Monumental figurative bronzes by Georg Baselitz, Tony Cragg and Cristina Iglesias and a twisted wood abstraction by Richard Deacon dominate the space. Nam June Paik pieces add pizzazz with big multi-media structures incorporating video and lights, while Wolfgang Laib, Mark Manders and Markus Raetz show intimate pieces that provide links to the past.

There’s a strategy to all this. “I felt that sculpture was the best medium—in terms of materials—to relate to works of the past 7,000 years that are being exhibited at the fair,” Picasso said. “With painting—really—there’s no competing with the Old Masters. I thought that sculpture would work best in dialogue with the other objects here and with each other.”
Ms. Picasso chose the artists that she wanted to exhibit and the fair organizers selected galleries that work with them. London-based dealer Hidde van Seggelen, who conceived the idea for a special exhibition, said: “We could have simply borrowed work to make a show; instead we asked the dealers to pay their fair share, and they all said, ‘Yes.’ We put them together in one space and they’re happy.”

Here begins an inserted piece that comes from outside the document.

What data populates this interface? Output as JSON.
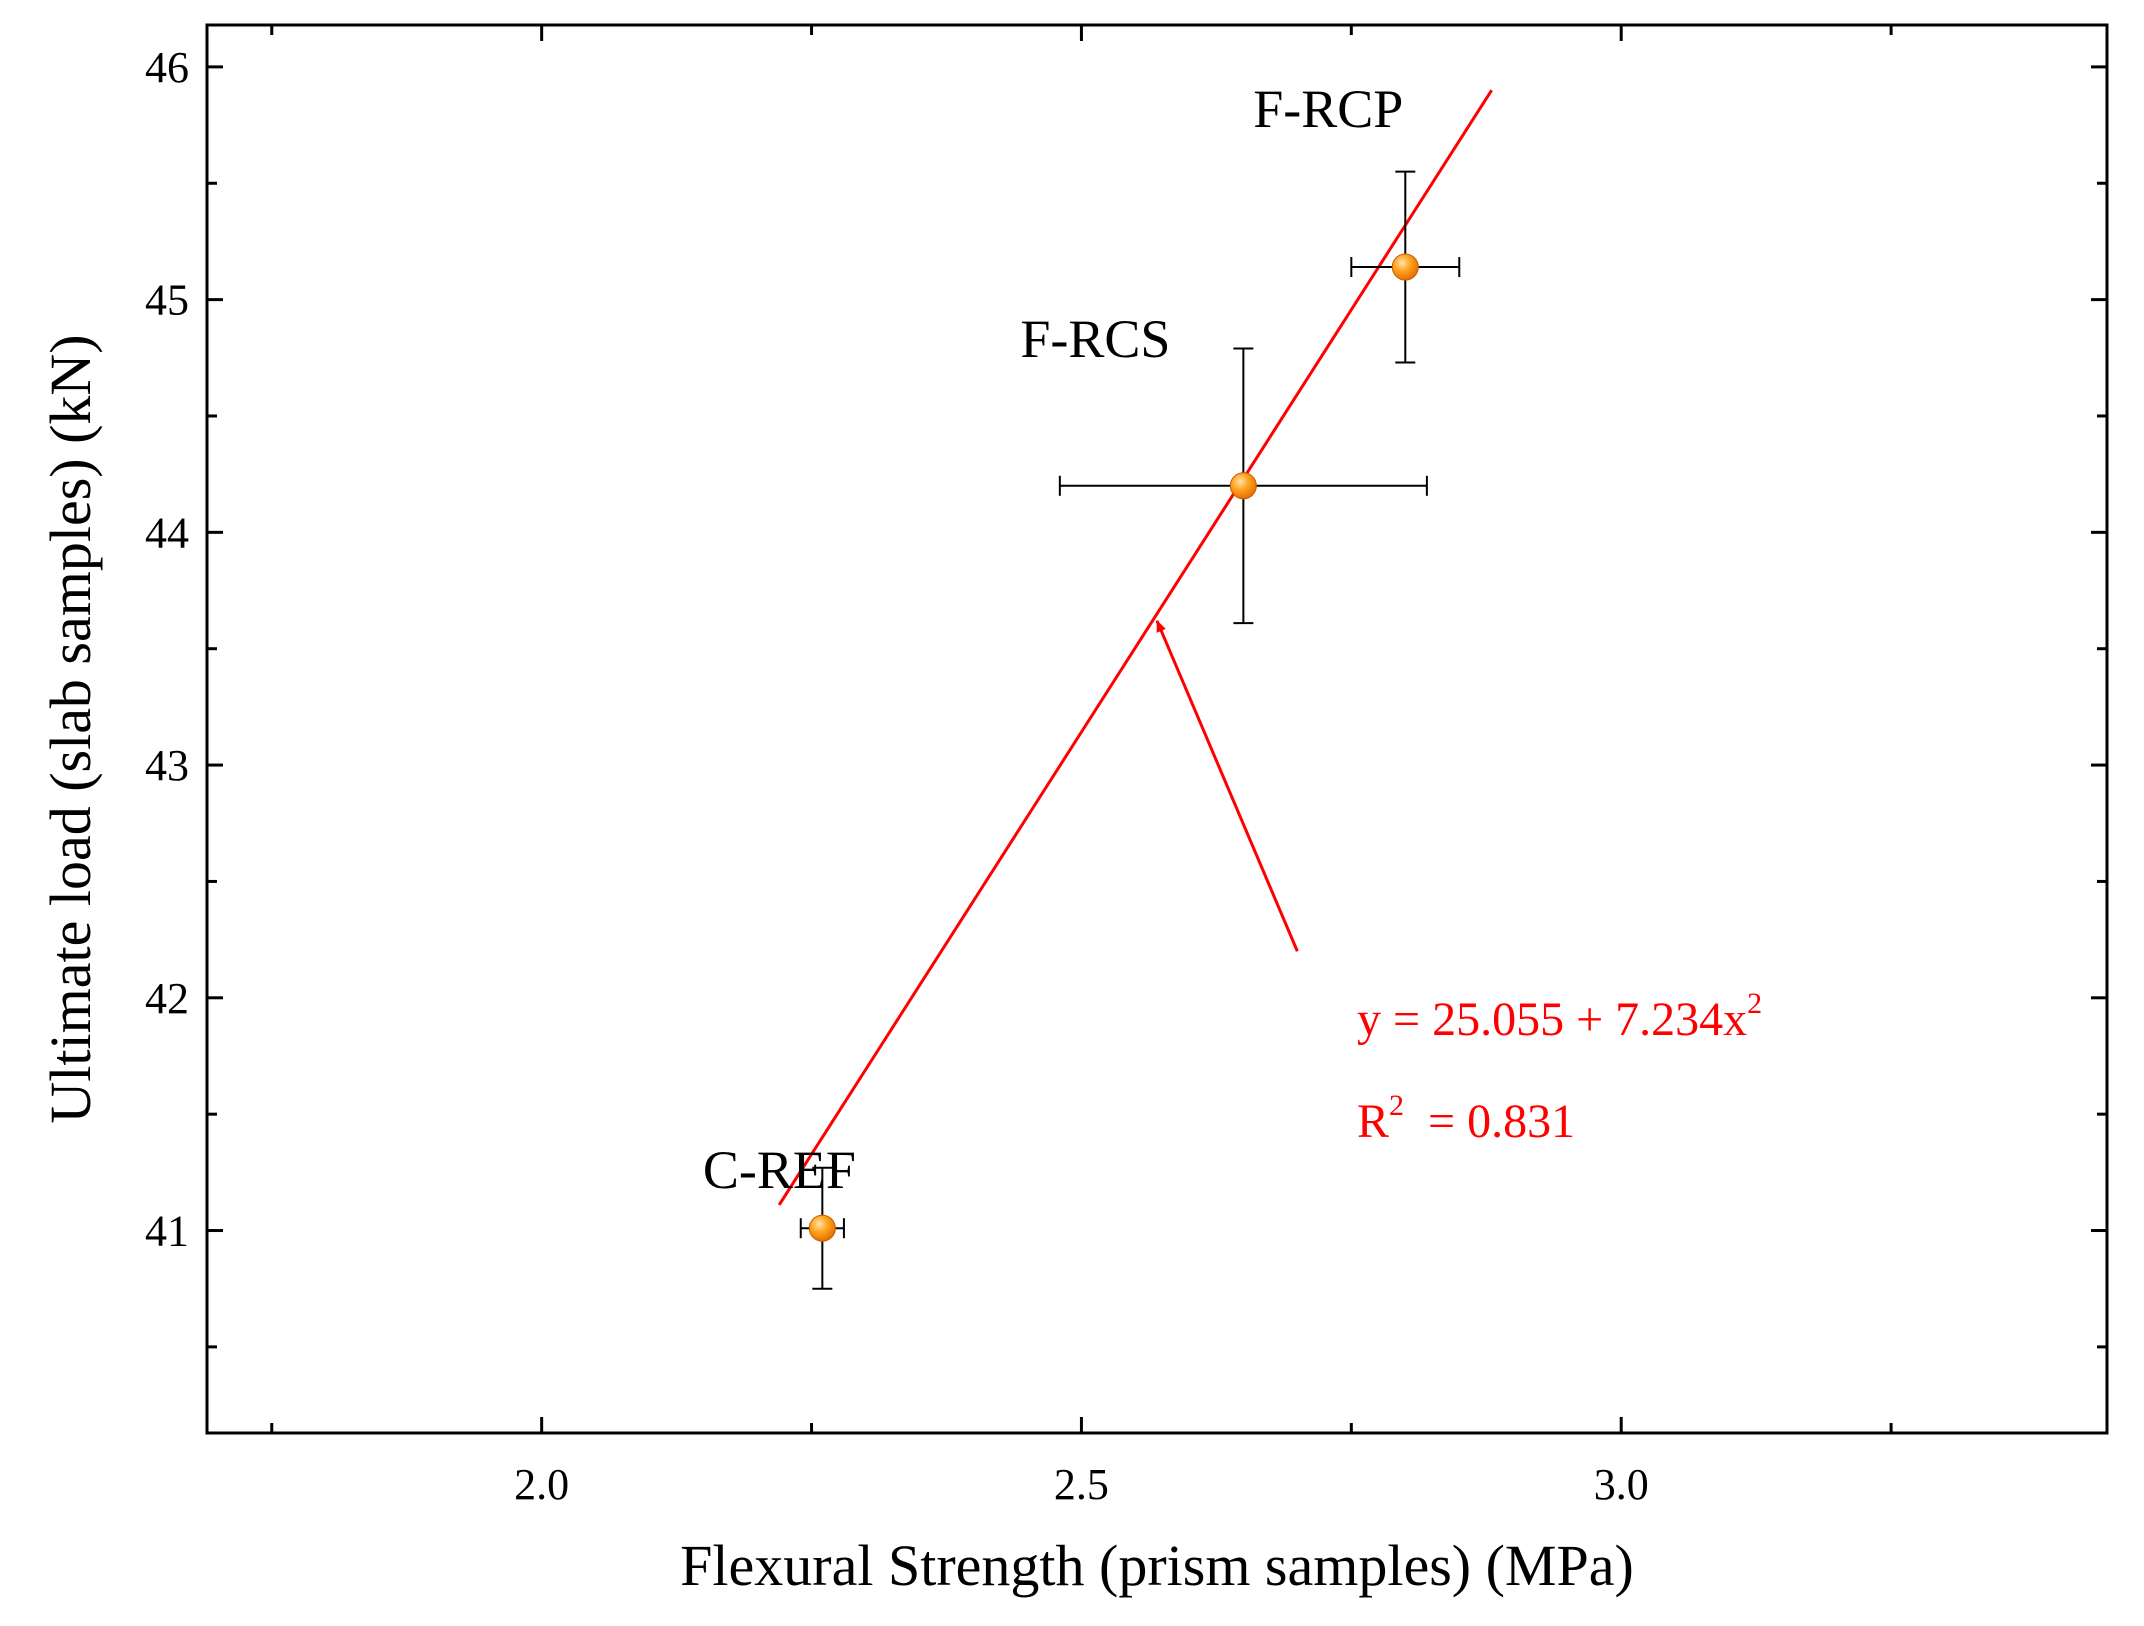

“The challenge was to make a dynamic contemporary space within the fair,” Meike Hartelust of Tom Postma Design, the architect for TEFAF, as well as the three Art Basel brand fairs. “We had to construct individual spaces while still making it feel like one exhibition. We created high ceilings, specifically placed thick walls and added more lighting.”
And what about the show’s unusual title? Although critics speculate that it references Pablo Picasso’s 1939 canvas Night Fishing at Antibes (or the fair’s desire to lure more big-fish), the curator had another explanation.
Said Ms. Picasso. “It came to me in a dream; It has nothing to do with attracting dealers or with Night Fishing at Antibes, even though it’s a very sculptural painting. I’ve done a lot of thinking about how the traditional arts get integrated into contemporary art and curated a show that emphasizes individual technique.”

Is it a success?
It certainly attracted the attention of museum directors and curators on opening day. Sited opposite TEFAF’s main sponsor AXA Art—a lounge area that provides a gathering point for wealthy collectors—the project is seen likely to return with a new curator next year. And sales are off to a good start, with Baselitz’s painted limewood sculpture of a female torso going early in the fair’s two week run for 1.4 million Euros ($1.5 million)—a price that far exceeds many of the older works on view.